November 25, 2010

Dewan Kesenian Provinsi Sepakat Bentuk DK Indonesia

Bandarlampung (ANTARA News) - Para pengurus dewan kesenian (DK) provinsi yang hadir pada silaturahmi DK di Provinsi Lampung menyepakati terbentuknya Dewan Kesenian Indonesia.

Pada pertemuan di salah satu hotel di Bandarlampung, Kamis, pembicara yakni Ketua DK Kepulauan Riau Husnizar Hood dan Ketua Umum Listibya Bali I Gusti Putu Rai Andayana, sepakat silaturahmi tersebut melahirkan kelompok kerja untuk menggagas pertemuan lebih besar lagi di Provinsi Kepri.

Kelompok kerja (pokja) juga bertugas menyusun teknis tugas-tugas dan fungsi DK Indonesia, termasuk payung hukumnya.

"Diharapkan pertemuan di Kepri, rumahnya sudah terbentuk. Sehingga langkah berikutnya adalah mencari orang-orang yang akan mengisi DK Indonesia tersebut," kata Husnizar Hood.

I Gusti Putu Rai Andayana pun menyepakati, dan dia menganggap bahwa DK Indonesia sangat penting, untuk mengkoordinasikan antar-DK se-Indonesia.

"Kalau selama ini DK di provinsi seakan berinduk kepada DKJ, sementara tugas DKJ hanya lingkup Provinsi Jakarta sehingga menjadi beban," ujar dia.

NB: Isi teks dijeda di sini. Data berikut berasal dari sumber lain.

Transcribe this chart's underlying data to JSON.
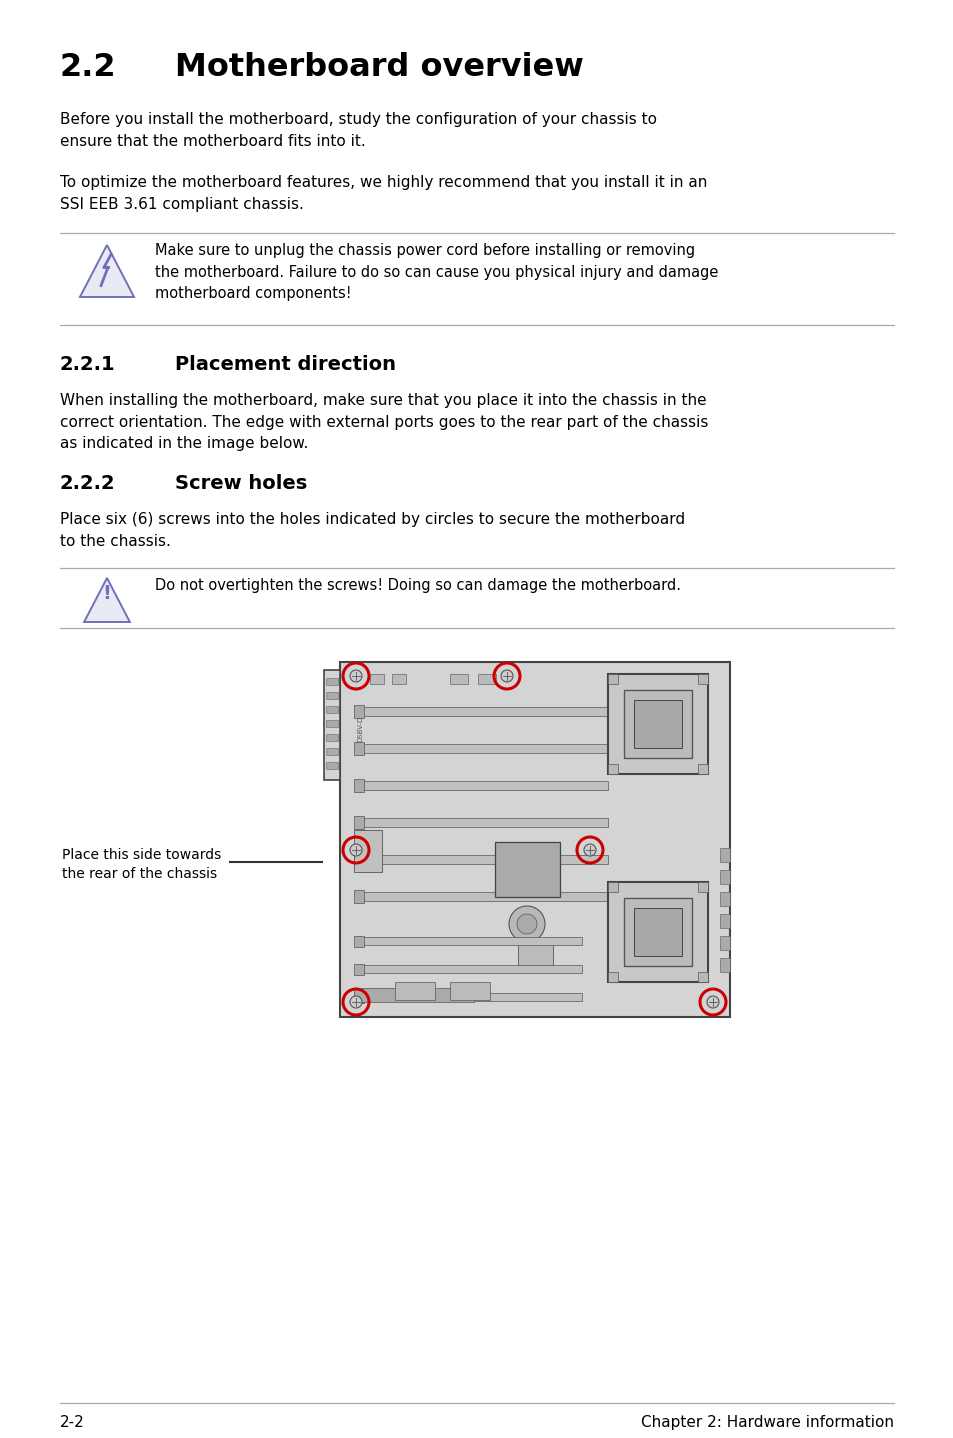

Namun, gagasan Pokja itu dipertanyakan Muhaimin dari DK Sumatera Selatan. Alasannya, pokja atau tim formatur yang ada untuk melahirkan DK Indonesia tidak berjalan.

Jadi, lanjut dia, kalau hanya melahirkan pokja lagi berarti hanya jalan di tempat.

"Karena itu, usul saya di sini kita bentuk pokja untuk merancang apa dan bagaimana tugas dan fungsi DK Indonesia. Selain itu, merumuskan hukum bagi keberadaan DK Indonesia," ujar dia.

Dengan adanya rumusan fungsi dan tanggung jawab DK Indonesia, lanjut Muhaimin, diharapkan "kita" tidak sedang mencetak birokrat-birokrat kesenian.

"Artinya, kita harus punya prinsip. Sehingga kalau pun ada kekuatan politik yang hendak memanfaatkan keberadan DK Indonesia, kita punya sikap untuk menolaknya," ujar dia.

Panji Utama dari DK Bandarlampung juga sepakat tebentuknya DK Indonesia, namun, ia tetap meminta pengurus DK jangan sampai meminta atau merengek-rengek soal kucuran anggaran kepada pemerintah.

"Tanpa anggaran pun, seharusnya seniman bisa hidup dan berdaya," ujar dia.

Namun, Husnizar Hood membantah istilah merengek-rengek tersebut.

"Itu hanya gaya masing-masing seniman, tapi pemerintah menganggarkan bagi kesenian adalah hak seniman," kata dia.